C’est encore aux largesses d’un prêtre, l’abbé Claude Simon, que les pauvres de Châteaubriant doivent les agrandissements qui furent exécutés en 1783. Tous ces bâtiments tombent en ce moment pour faire place à des constructions d’un aspect somptueux. En remplaçant les créations de l’ancien régime par des salles plus confortables, les administrateurs actuels reconnaîtront que leur devoir est de sauver de l’oubli les actes de leurs prédécesseurs. Il sied bien aux institutions charitables de prêcher la reconnaissance et de graver sur le marbre, comme on l’a fait à Nantes et à Blain, les noms des bienfaiteurs qui leur ont fourni les moyens de soulager les souffrances humaines.

La population intérieure, composée de malades, de pauvres valides et d’orphelins, était répartie au début dans quatre salles, qui contenaient ensemble une quarantaine de lits. Ceux qui étaient en état de travailler tissaient de grosses étoffes de serge, peignaient ou filaient de la laine sous la conduite d’un chef peigneur, salarié pour leur apprendre son métier (Livre des délibérations de 1746, f° 85). Si le règlement défendait d’admettre des enfants âgés de moins de 9 ans dans la maison, il laissait toute liberté de les assister à domicile. En 1761, un secours fut accordé au père de deux enfants qui tombaient du haut mal. En 1763, une fille mère recevait 50 sous par mois pour l’aider à élever son enfant de 3 ans (Ibidem, f° 142). A la même date, l’hôpital mit au rabais le prix de la pension d’une fille de 2 ans et trouva une nourrice pour 4 livres par mois. Une mère de deux enfants estropiés recevait un secours de 3 livres par mois en 1767.

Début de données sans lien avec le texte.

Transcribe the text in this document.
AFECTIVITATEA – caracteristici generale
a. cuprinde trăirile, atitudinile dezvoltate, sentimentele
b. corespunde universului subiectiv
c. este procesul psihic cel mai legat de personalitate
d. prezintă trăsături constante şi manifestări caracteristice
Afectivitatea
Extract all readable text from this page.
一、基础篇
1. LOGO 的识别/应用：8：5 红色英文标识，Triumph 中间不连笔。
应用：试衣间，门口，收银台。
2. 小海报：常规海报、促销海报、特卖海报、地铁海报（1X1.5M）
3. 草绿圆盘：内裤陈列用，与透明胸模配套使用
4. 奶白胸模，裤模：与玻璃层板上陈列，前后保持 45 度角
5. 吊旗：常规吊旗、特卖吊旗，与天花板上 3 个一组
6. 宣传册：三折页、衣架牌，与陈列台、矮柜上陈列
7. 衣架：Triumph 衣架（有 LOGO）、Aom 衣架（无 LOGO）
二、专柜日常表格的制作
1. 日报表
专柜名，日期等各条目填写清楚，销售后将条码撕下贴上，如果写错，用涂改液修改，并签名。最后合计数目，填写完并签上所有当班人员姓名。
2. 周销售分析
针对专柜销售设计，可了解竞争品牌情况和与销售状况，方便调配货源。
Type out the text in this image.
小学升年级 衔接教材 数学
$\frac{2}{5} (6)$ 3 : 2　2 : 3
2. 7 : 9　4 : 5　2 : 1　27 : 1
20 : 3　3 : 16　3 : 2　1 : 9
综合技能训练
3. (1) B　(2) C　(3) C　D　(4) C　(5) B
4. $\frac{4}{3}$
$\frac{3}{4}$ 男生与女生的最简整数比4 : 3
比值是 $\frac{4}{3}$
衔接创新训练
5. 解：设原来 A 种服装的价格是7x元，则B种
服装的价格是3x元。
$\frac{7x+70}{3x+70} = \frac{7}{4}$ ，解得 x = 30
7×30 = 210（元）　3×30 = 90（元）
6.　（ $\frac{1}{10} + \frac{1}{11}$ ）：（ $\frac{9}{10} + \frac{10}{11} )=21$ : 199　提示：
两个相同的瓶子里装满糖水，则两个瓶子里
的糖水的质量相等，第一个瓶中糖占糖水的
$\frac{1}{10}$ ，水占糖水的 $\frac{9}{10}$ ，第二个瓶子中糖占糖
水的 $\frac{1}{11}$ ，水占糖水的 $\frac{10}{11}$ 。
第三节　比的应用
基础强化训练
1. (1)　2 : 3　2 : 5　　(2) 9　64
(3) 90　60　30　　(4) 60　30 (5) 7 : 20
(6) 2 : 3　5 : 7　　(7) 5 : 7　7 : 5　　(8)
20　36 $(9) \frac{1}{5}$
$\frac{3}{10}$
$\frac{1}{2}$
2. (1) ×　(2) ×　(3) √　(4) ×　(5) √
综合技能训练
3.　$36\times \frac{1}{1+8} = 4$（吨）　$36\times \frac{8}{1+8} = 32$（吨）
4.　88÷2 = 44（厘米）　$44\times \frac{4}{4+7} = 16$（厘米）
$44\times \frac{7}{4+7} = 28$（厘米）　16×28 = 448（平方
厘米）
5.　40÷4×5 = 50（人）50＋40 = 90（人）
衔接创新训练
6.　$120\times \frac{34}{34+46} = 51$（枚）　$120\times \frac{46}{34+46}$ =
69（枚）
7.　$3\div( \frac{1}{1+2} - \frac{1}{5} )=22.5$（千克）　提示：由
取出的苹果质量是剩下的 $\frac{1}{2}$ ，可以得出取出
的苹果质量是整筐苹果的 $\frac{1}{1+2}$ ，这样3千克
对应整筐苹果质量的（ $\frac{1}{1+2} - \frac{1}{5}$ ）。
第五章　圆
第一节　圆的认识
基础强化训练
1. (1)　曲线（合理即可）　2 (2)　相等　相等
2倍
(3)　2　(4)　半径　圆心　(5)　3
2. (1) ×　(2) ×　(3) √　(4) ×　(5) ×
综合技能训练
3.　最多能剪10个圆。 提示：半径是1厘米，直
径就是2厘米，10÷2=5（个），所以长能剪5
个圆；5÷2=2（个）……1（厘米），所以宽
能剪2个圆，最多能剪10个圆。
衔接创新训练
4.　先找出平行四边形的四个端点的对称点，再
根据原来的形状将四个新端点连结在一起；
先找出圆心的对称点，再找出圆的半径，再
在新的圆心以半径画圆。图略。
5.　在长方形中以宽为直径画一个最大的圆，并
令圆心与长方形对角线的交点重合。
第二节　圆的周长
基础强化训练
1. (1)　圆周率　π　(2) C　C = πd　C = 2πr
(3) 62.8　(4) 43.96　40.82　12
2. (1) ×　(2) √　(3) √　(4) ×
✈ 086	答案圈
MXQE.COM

Les hôpitaux ne furent obligés de recevoir les enfants trouvés qu’après 1770, lorsque le roi leur eut transféré la franchise d’impôt, dont jouissait auparavant le roi du papegault ou des arbalétriers [Note : Le jeu de l’arbalète, de l’arc et de l’arquebuse, était un passe-temps favori encore au XVIIIème siècle. Il fut supprimé parce qu’il engendrait des querelles parfois tragiques et des orgies]. L’hôpital de Châteaubriant retirait 240 livres de ce privilège. La charge qu’on lui imposait en retour, aurait mérité une plus forte compensation, aussi, les administrateurs ne manquaient-ils jamais de rejeter le fardeau sur le père présumé de l’enfant ou sur la paroisse d’où la mère était partie, quand l’occasion s’en présentait. En 1768, l’hôpital n’avait pas moins de 40 enfants, garçons et filles, à nourrir. Dans les temps ordinaires, les garçons étaient placés en apprentissage à 16 ans et les filles à 15 ans, mais comme l’encombrement était à redouter, il fut arrêté qu’on offrirait dans les campagnes, comme valets de ferme, ceux qui auraient 12 ans accomplis. Avis en fut donné par bannies dans toutes les paroisses rurales des environs (Livre des délibérations).

Le médecin chargé de visiter les pauvres à leur entrée, fermait la porte aux incurables. Les écrouelles, en 1737, étaient un cas d’exclusion. Quelques galeux reçurent des soins en 1773, mais sans doute par exception (Livre des délibérations).

Les premières servantes qui prirent la direction intérieure de l’hôpital de Châteaubriant furent, comme dans les autres villes du diocèse, des filles pieuses, pleines de charité et de désintéressement. Les demoiselles Alix et Guignard, ainsi que les deux servantes qu’on leur adjoignit, ne demandèrent que leur entretien et leur nourriture en échange de leurs services. Après cinq ans d’exercice, leur courage était épuisé ; elles se démirent de leurs fonctions. Le doyen Blais crut qu’en rappelant à ses paroissiens les récompenses promises par Dieu, à ceux qui pratiquent les oeuvres charitables, la place ne serait pas longtemps vacante, ses exhortations ne rencontrèrent aucun écho, même dans la partie la meilleure de son troupeau. C’est de la paroisse de Rhétiers (aujourd'hui Rétiers), évêché de Rennes, que vint la demoiselle qui se présenta avec une servante, au mois de mai 1686 (Mémoire du doyen Blais. – Histoire de Châteaubriant, p. 458 et 459). Au mois de janvier 1689, celle-ci ayant à son tour averti qu’elle allait se retirer, les protecteurs de l’hôpital, au lieu de s’exposer à de nouveaux embarras en employant des filles de bonne volonté, prirent le sage parti de s’adresser à des religieuses, liées par un voeu au gouvernement des hôpitaux. La Société des demoiselles de Saint-Thomas-de-Villeneuve, alors très répandue en Bretagne et dans les provinces voisines accueillit favorablement la demande que lui fit le doyen Blais et envoya Mlle Marie du Temple, accompagnée d’une soeur servante, pour prendre la direction de l’hôpital de Châteaubriant.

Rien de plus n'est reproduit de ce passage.